A fundamental problem in telecommunications is the reliable transmission of a source over a noisy channel. As an important result of the Shannon's celebrated paper [1], the problem can be theoretically separated, without loss of optimality, into two parts: source coding and channel coding. However, in practise, due to the strict design constraints, such as the limitations on complexity of the systems involved, the joint design of source and channel coders has found increasing interest.; This thesis deals with the design of efficient reliable communication systems with a particular emphasis on practical issues such as complexity and delay.; A low bit-rate low complexity Block-based Trellis Quantization (BTQ) scheme is proposed for the quantization of speech spectrum in speech coding applications. The proposed scheme is based on the modeling of the LSF intraframe dependencies with a trellis structure. The BTQ search and design algorithms are discussed and an efficient algorithm for the index generation is proposed. Extensive comparisons with several other techniques from the literature are provided.; Efficient source decoding schemes are presented, which take advantage of the residual redundancy in the source coder output stream as a bandwidth efficient way to combat the noisy channel degradations. This falls into the category of joint source channel (de)coding.

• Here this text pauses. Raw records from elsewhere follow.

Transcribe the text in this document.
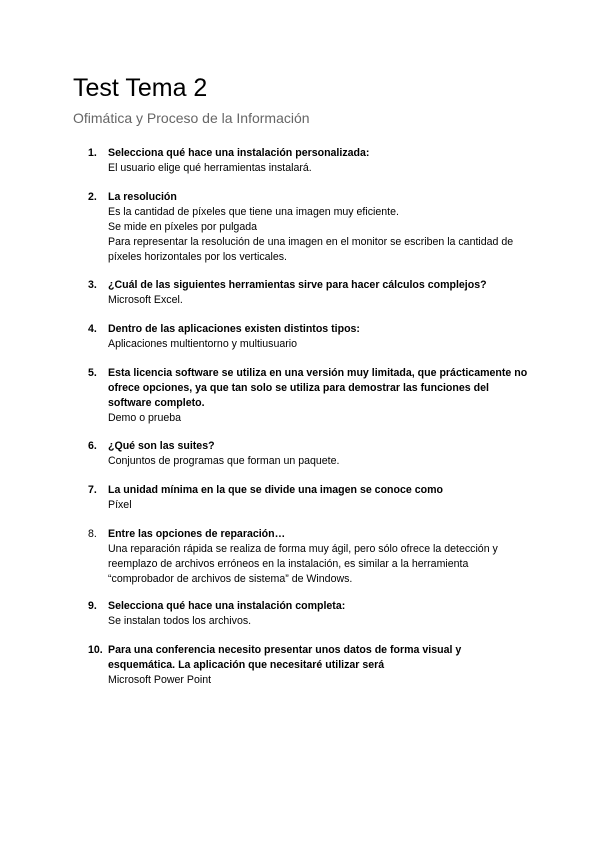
Test Tema 2
Ofimática y Proceso de la Información
1. Selecciona qué hace una instalación personalizada:
El usuario elige qué herramientas instalará.
2. La resolución
Es la cantidad de píxeles que tiene una imagen muy eficiente.
Se mide en píxeles por pulgada
Para representar la resolución de una imagen en el monitor se escriben la cantidad de píxeles horizontales por los verticales.
3. ¿Cuál de las siguientes herramientas sirve para hacer cálculos complejos?
Microsoft Excel.
4. Dentro de las aplicaciones existen distintos tipos:
Aplicaciones multientorno y multiusuario
5. Esta licencia software se utiliza en una versión muy limitada, que prácticamente no ofrece opciones, ya que tan solo se utiliza para demostrar las funciones del software completo.
Demo o prueba
6. ¿Qué son las suites?
Conjuntos de programas que forman un paquete.
7. La unidad mínima en la que se divide una imagen se conoce como
Píxel
8. Entre las opciones de reparación…
Una reparación rápida se realiza de forma muy ágil, pero sólo ofrece la detección y reemplazo de archivos erróneos en la instalación, es similar a la herramienta “comprobador de archivos de sistema” de Windows.
9. Selecciona qué hace una instalación completa:
Se instalan todos los archivos.
10. Para una conferencia necesito presentar unos datos de forma visual y esquemática. La aplicación que necesitaré utilizar será
Microsoft Power Point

In this part, a family of solutions is proposed for the asymptotically optimum Minimum Mean Squared Error (MMSE) reconstruction of a source over memoryless noisy channels when the residual redundancy is exploited by use of a γ-order Markov model (γ ≥ 1) and a delay of δ is allowed in the decoding process. Considering the same problem setup, several other simplified MMSE and maximum a posteriori symbol and sequence decoders are also presented.; The problem of reconstruction of the predictively quantized signals over a noisy channel is also considered. As well, methods for the reconstruction of speech encoded with the Enhanced Full Rate Codec (EFRC, IS-641) and transmitted over a noisy channel are presented. A methodology to efficiently approximate and store the a priori probabilities characterizing the residual redundancies is introduced. Numerical results are presented which demonstrate the efficiency of the proposed algorithms.